The debate surrounding the topic of the Egyptian and Arabic novel is unending, not only because of the variations in visions, forms and styles, and continued experimentations, but also – and this is where the ‘newness’ comes in – due to the non-traditional revival of classics which add to the modern works of fiction a whole new, interesting dimension.
In The Saraswas’ Epic by Ahmed Sabry Abul-Futuh, the reader enjoys many aspects of classical literature: the language is proper but filled with common, yet highly artistic, idioms. The use of traditional chronology starting with the old and moving to the new gives the book a realistic quality, while the all-knowing narrator defends traditional values of honour.
Yet despite these traditional features, this piece is rare in the manner in which the author uses the best of the classics – both adding to it and enriching his writing through it. The first volume focuses on creating the characters, defining them and sympathizing with them, while giving similar attention to developing the geographic set in northern of Egypt – the stage of the unknown labyrinth in which this epic travels.
The overall theme revolves around the Saraswas, who come from the town of Sers El-Leyan. The Epic not only tells their story, but also the stories of the surrounding villages and towns, through which the author relates the history of the nation (without too much explanation or exaggeration). The story starts at a time before Mohamed Ali ruled Egypt (early 19th century), revealing the family’s saga as it was passed on from mother-to-son until it reaching the narrator. The Epic thus begins with Sheikh Moussa Al-Sersy, who was one of the 10 men who created the Egyptian representative body upon Napoleon’s invasion of Egypt.
And so the writer sinks into history, taking upon himself the responsibility for recreating this complex historical moment, with all its details and shades, despite two centuries separating it from the present. Abul-Futuh, however, does not claim this to be a “historic” novel, in contrast to the many who borrow from history more than create around it.

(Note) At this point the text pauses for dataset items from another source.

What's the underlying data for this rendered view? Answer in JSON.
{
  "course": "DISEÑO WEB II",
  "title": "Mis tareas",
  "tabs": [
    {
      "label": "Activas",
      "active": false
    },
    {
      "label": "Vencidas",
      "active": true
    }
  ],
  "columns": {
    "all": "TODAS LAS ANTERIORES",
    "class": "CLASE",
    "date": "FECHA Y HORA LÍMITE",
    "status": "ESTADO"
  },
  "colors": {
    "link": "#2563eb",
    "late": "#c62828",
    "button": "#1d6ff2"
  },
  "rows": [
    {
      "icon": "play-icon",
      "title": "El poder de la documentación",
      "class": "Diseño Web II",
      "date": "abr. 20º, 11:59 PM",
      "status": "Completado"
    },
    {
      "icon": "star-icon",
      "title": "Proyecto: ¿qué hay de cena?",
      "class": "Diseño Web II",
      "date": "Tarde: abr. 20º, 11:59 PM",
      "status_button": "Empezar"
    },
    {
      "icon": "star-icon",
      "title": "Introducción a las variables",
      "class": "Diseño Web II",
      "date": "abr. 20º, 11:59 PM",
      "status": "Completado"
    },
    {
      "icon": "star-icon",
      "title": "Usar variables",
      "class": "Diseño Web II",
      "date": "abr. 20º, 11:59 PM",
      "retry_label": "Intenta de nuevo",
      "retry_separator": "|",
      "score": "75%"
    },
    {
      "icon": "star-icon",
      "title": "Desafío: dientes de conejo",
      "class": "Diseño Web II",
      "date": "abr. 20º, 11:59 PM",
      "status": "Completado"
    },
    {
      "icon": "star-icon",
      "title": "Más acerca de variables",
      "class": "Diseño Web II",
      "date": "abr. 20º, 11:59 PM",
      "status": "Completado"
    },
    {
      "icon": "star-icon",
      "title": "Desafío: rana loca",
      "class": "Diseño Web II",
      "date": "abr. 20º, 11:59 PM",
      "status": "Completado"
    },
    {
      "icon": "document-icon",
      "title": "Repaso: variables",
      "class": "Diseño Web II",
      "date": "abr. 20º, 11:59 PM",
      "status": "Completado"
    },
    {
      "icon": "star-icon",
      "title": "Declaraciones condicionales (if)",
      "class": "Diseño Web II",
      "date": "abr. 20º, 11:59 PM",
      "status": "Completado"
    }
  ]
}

Yet, he is similarly successful in his use of the all-knowing narrator throughout, as befitting a generational epic par excellence.
The Epic is the tale of Sheikh Moussa Al-Sersy and his grandchildren who leave their town and successfully kill the Turkish kashaf (the Ottomans’ appointee who collected taxes and was considered the local authority) who wanted Mariam, the most beautiful of Al-Sersy’s granddaughters. The family flees at night, escaping the search of the wali, (ruler of Egypt appointed by the Ottomans) hiding in the no-man’s-lands and pretending to be different people with different professions.
Abul-Futuh successfully uses the proper traditional language to express this world with much precision and imagination, creating memorable characters, especially among the female lineage. He is able to control the vast space and time used leading up to the death of the great grandmother, when the second volume starts.
This book continues to confirm that it matters little what form the writer chooses for his work, be it traditional, modern or classic. What truly makes the difference is how the writer represents his own vision, with all due respect to the experimentation taking place in other writings. The Sarswas’ Epic proves that classical writing is still open for modern, sustainable productions, particularly for a writer such as Abul-Futuh.